Figure 17c shows the analytically predicted lateral load–displacement response curves for Cases 7, 8, and 9 (T_sc = 304. 8 mm, h/l_w = 1.5, ρ_sc = 3.1%). These three cases exhibited similar responses to those for Cases 4–6. The lateral load capacities for these three models were 600.5 kN (135 kips) for Case 7 (#4 rebar), 911.9 kN (205 kips) for Case 8 (#5 rebar), and 1267.7 kN (285 kips) for Case 9 (#6 rebar), which were less than both M_n^SC and $0.83\sqrt{{f^{\prime }}_c}{A}_c$. The lateral load capacities of Cases 7, 8, and 9 were lower than those of Cases 4, 5, and 6 due to a higher aspect ratio (h/l_w). Figure 17c also shows the model with damage included. The difference between this relatively slender model compared to the lower aspect ratio walls was that crushing of the concrete did not occur and rupture of the rebar dowels was the failure mode. Figure 17d shows the analytically predicted lateral load–displacement response curves for Cases 10, 11, and 12 (T_sc = 228.6 mm, h/l_w = 1.5, ρ_sc = 4.2%). The analysis results of the three cases were similar to those of Cases 7, 8, and 9. The lateral load capacities were 578.3 kN (130 kips) for Case 10 (#4 rebar), 845.2 kN (190 kips) for Case 11 (#5 rebar), and 1223.3 kN (275 kips) for Case 12 (#6 rebar) and they were lower than both M_n^SC and $0.83\sqrt{{f^{\prime }}_c}{A}_c$.

6. Summary and Conclusions

Experimental investigations were conducted to evaluate the structural performance of SC wall-to-RC basemat over-strength connections with non-contact lap spliced rebars. The lateral load–displacement responses and lateral load–drift ratio responses were measured and evaluated. Three-dimensional finite element models were developed and benchmarked using the experimental results. The benchmarked models were used to conduct analytical parametric studies and expand the database. The primary findings from the study are summarized below. It is important to note that the findings are based on the limited experimental results and analytical parametric studies. Additional experimental data are recommended to further verify the findings.

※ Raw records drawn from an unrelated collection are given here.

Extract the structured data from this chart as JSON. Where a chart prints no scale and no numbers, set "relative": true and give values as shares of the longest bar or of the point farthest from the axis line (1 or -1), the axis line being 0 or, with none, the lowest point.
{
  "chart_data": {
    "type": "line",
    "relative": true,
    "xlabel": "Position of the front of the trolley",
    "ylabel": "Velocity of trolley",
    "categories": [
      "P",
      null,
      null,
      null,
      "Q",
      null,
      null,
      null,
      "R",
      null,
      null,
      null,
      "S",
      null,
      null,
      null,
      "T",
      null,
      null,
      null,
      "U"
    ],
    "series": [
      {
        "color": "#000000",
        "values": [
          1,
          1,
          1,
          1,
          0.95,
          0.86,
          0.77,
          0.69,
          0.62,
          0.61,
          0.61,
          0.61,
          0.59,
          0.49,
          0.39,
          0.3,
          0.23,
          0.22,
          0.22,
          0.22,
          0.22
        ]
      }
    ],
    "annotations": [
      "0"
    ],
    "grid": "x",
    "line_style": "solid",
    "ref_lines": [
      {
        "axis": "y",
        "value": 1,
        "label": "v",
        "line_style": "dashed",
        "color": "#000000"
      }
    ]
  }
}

• SC walls with overstrength connections with lap spliced rebars had better deformation (drift) capacity as compared to SC walls with full-strength connections.
• Tests conducted on SC walls with overstrength connections showed that the connections failed when the rebar dowels ruptured in axial tension at relatively large displacements.

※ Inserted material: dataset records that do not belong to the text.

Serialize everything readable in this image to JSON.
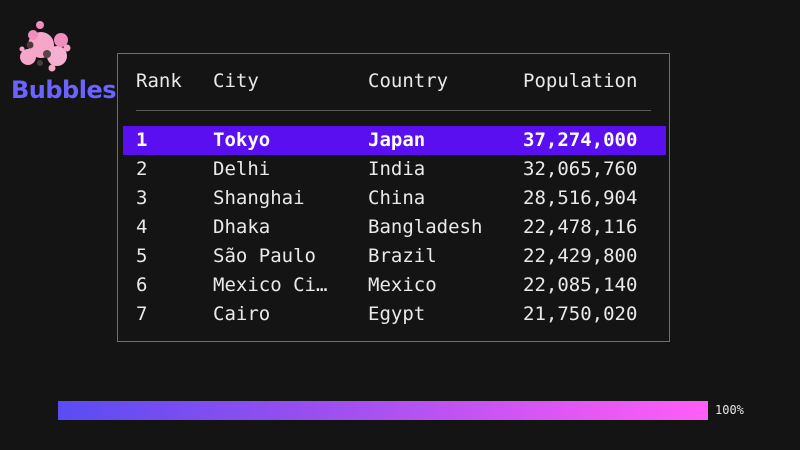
{
  "brand": {
    "name": "Bubbles",
    "logo_icon": "bubbles-logo-icon",
    "text_color": "#6a63ff",
    "bubble_color": "#f6a6c9"
  },
  "table": {
    "headers": {
      "rank": "Rank",
      "city": "City",
      "country": "Country",
      "population": "Population"
    },
    "selected_row": 0,
    "selection_color": "#5a0ff0",
    "rows": [
      {
        "rank": "1",
        "city": "Tokyo",
        "country": "Japan",
        "population": "37,274,000"
      },
      {
        "rank": "2",
        "city": "Delhi",
        "country": "India",
        "population": "32,065,760"
      },
      {
        "rank": "3",
        "city": "Shanghai",
        "country": "China",
        "population": "28,516,904"
      },
      {
        "rank": "4",
        "city": "Dhaka",
        "country": "Bangladesh",
        "population": "22,478,116"
      },
      {
        "rank": "5",
        "city": "São Paulo",
        "country": "Brazil",
        "population": "22,429,800"
      },
      {
        "rank": "6",
        "city": "Mexico Ci…",
        "country": "Mexico",
        "population": "22,085,140"
      },
      {
        "rank": "7",
        "city": "Cairo",
        "country": "Egypt",
        "population": "21,750,020"
      }
    ]
  },
  "progress": {
    "value": 1.0,
    "label": "100%"
  }
}
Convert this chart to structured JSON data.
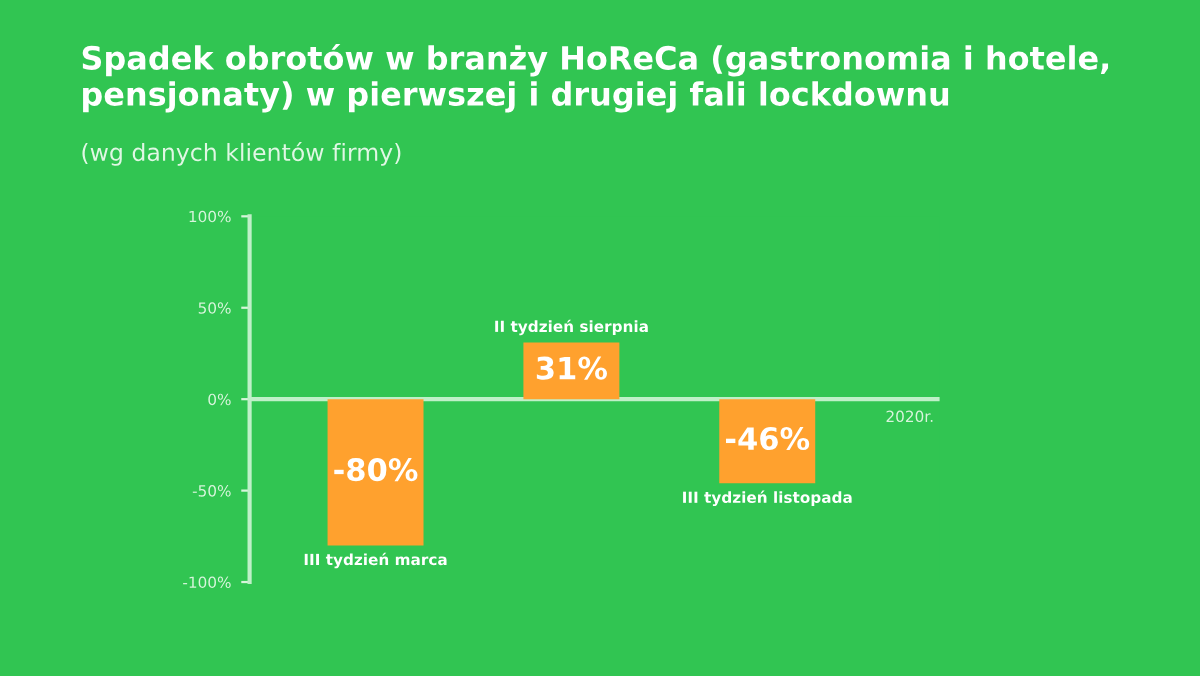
{
  "chart_data": {
    "type": "bar",
    "title": "Spadek obrotów w branży HoReCa (gastronomia i hotele, pensjonaty) w pierwszej i drugiej fali lockdownu",
    "subtitle": "(wg danych klientów firmy)",
    "xlabel": "2020r.",
    "categories": [
      "III tydzień marca",
      "II tydzień sierpnia",
      "III tydzień listopada"
    ],
    "values": [
      -80,
      31,
      -46
    ],
    "value_labels": [
      "-80%",
      "31%",
      "-46%"
    ],
    "color": "#ffa12e",
    "ylim": [
      -100,
      100
    ],
    "yticks": [
      {
        "value": 100,
        "label": "100%"
      },
      {
        "value": 50,
        "label": "50%"
      },
      {
        "value": 0,
        "label": "0%"
      },
      {
        "value": -50,
        "label": "-50%"
      },
      {
        "value": -100,
        "label": "-100%"
      }
    ],
    "ref_lines": [
      {
        "axis": "y",
        "value": 0,
        "color": "#bff0c8"
      }
    ],
    "grid": false,
    "legend": false,
    "tick_labels": "y"
  }
}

• The lateral load capacity of SC walls with overstrength connections was governed by the flexural capacity of the cross-section of the RC portion of walls, M_n^RC.
• The initial stiffness of the SC walls with overstrength connections reduced from the linear (proportional) limit before the peak load, but the deformation (drift) capacity was still higher than SC walls with full-strength connections.
• SC walls with overstrength connections reached their lateral load capacities at drift ratios of 1.4% and 1.7%, whereas SC walls with full-strength connections reached their lateral load capacity at lower drift ratios of 0.9%.
• The results of the parametric studies showed that SC walls with overstrength connections develop lateral load capacities corresponding to the in-plane flexural capacities M_n^RC of the RC cross-sections at the base of the walls.
• The lateral load capacities of the walls decrease and the effects of in-plane shear forces become less influential with increasing aspect ratios.
• Parametric studies showed that the thickness of the wall does not have a significant influence on the lateral load capacity of SC walls with overstrength connection (within practical limits).